If crumbling buildings in Sydney and towering infernos in Melbourne are doing nothing else, they are drawing attention away from a sneaky scam that could cost new strata owners a small fortune over the years.
The problem is “embedded networks” and they represent long-term owner pain for developer and service provider gain.
The term initially came from deals done with energy suppliers that limited consumers’ abilities to switch suppliers to a cheaper alternative. That is currently being dealt with through reforms in consumer law.
But there is a hidden version of this that has long-term implications for apartment buyers.
Every high-rise apartment block needs ancillary infrastructure like a fan-driven venting system, storm water retention tanks, lifts, lighting, garage gates, water pumps and heaters.
As purchasers, we take it for granted that these elements are provided as part of the building package. However, developers naturally look at any legal way they can save on building costs without damaging potential sales through cutting too many corners.
So a contractor who provides an essential component approaches the developer and offers to install that bit of the building free of charge provided the owners corporation pays inflated charges for materials and maintenance, over an extended period.
If the owners won’t sign up, the developer has to pay the going rate for the installation.
Many developers are seriously tempted. They are getting an essential element of the building for free, effectively shifting that cost to unsuspecting apartment owners.
There is one obstacle, however; they have to get the owners to sign up and in most if not all jurisdictions in Australia, the developer can’t commit the eventual apartment buyers to any contracts before their first AGM (with the notable exception of Queensland and their totally immoral presale of management rights).
So the developer turns to someone, often the strata manager whom they’ve employed to set up the management systems and by-laws, as well as organise the initial AGM, and asks them to push the contract approval through at the meeting.
One strata manager told me that many of his colleagues fear that if they refuse, the developers will stop employing them. And they wouldn’t only lose future business in setting up new strata schemes, they’d also miss out on the ongoing strata management contracts that usually fall to them.
So strata managers can find themselves having to “sell” these maintenance contracts to unsuspecting owners as if they were the norm.
It’s not that hard to do. First-time owners of new apartments at their initial AGM, confused by all the agendas and by-laws and votes and committee elections, tend to go along with whatever the nice man or woman in the suit suggests: “It can’t be wrong or it would be illegal, right?”
And these aren’t insignificant figures. One example quoted to me involved an infrastructure maintenance contract at roughly double the going rate, and for 99 years.
It’s hard to say how widespread this practice is, but you can bet that if there’s a buck in it, it’s a trend that’s more likely to grow than go away.
Sadly, it’s just another example of an industry where some players view their customers the same way hyenas see gazelles at a waterhole.

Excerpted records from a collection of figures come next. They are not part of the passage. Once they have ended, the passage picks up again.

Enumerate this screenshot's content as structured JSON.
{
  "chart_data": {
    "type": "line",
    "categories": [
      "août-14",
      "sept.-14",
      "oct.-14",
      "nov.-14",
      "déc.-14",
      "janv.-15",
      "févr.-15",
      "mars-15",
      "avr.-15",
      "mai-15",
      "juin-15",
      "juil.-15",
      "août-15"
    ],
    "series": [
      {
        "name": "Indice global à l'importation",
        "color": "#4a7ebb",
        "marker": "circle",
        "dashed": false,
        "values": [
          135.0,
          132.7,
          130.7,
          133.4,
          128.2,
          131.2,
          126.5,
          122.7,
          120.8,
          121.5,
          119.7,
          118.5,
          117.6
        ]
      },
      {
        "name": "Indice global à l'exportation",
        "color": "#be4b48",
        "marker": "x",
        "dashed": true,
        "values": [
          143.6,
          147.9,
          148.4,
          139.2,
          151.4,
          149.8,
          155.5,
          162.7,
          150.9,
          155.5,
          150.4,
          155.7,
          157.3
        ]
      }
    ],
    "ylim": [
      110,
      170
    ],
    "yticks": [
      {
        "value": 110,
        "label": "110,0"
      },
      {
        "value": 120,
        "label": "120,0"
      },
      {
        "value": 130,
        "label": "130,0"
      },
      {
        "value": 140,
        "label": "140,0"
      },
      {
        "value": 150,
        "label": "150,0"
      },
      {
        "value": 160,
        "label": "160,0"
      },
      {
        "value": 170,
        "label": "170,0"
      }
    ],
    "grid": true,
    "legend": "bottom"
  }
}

However, there is a simple answer: if you are at the initial AGM of a new building’s body corporate, encourage the other owners to refuse to approve any long-term maintenance contracts until they’ve been reviewed by your newly elected committee.
Be a lion or be lunch.
This is now being discussed in the Flat Chat Forum
Long-time maintenance or any other sort of service contracts are almost impossible in the ACT. They are generally limited to 3 years. From memory I think they can be a perhaps two years longer for the first five years of a new OC but nothing like 99 years.
Also, I think an embedded network is something quite different and there are strong consumer protections around them already. The embedded network I am aware of is where the OC negotiates a better price for an energy supply, usually electricity, on behalf of the owners. Rather than each unit paying a separate account with a retailer, the OC has an electricity meter for the whole site and pays for that one supply. Then the individual owners pay the OC pro rata for their consumption. This requires the OC to read meters but it might be able to that at lower cost than the retailer and multiples of supply charges are avoided. If the OC has a solar electric system behind its meter, the common property of the building and all the lot owners are likely to consume the entire solar production, thereby avoiding the retail price of electricity to the extent the building generates its own. The benefit is shared by all the owners since they collectively only have to pay for their share of the import by the building and the common property electricity costs are lower too.
The Australian Energy Regulator has strict requirements that enable people to opt out of such embedded networks if they feel they can get a better deal by signing up with a conventional retailer.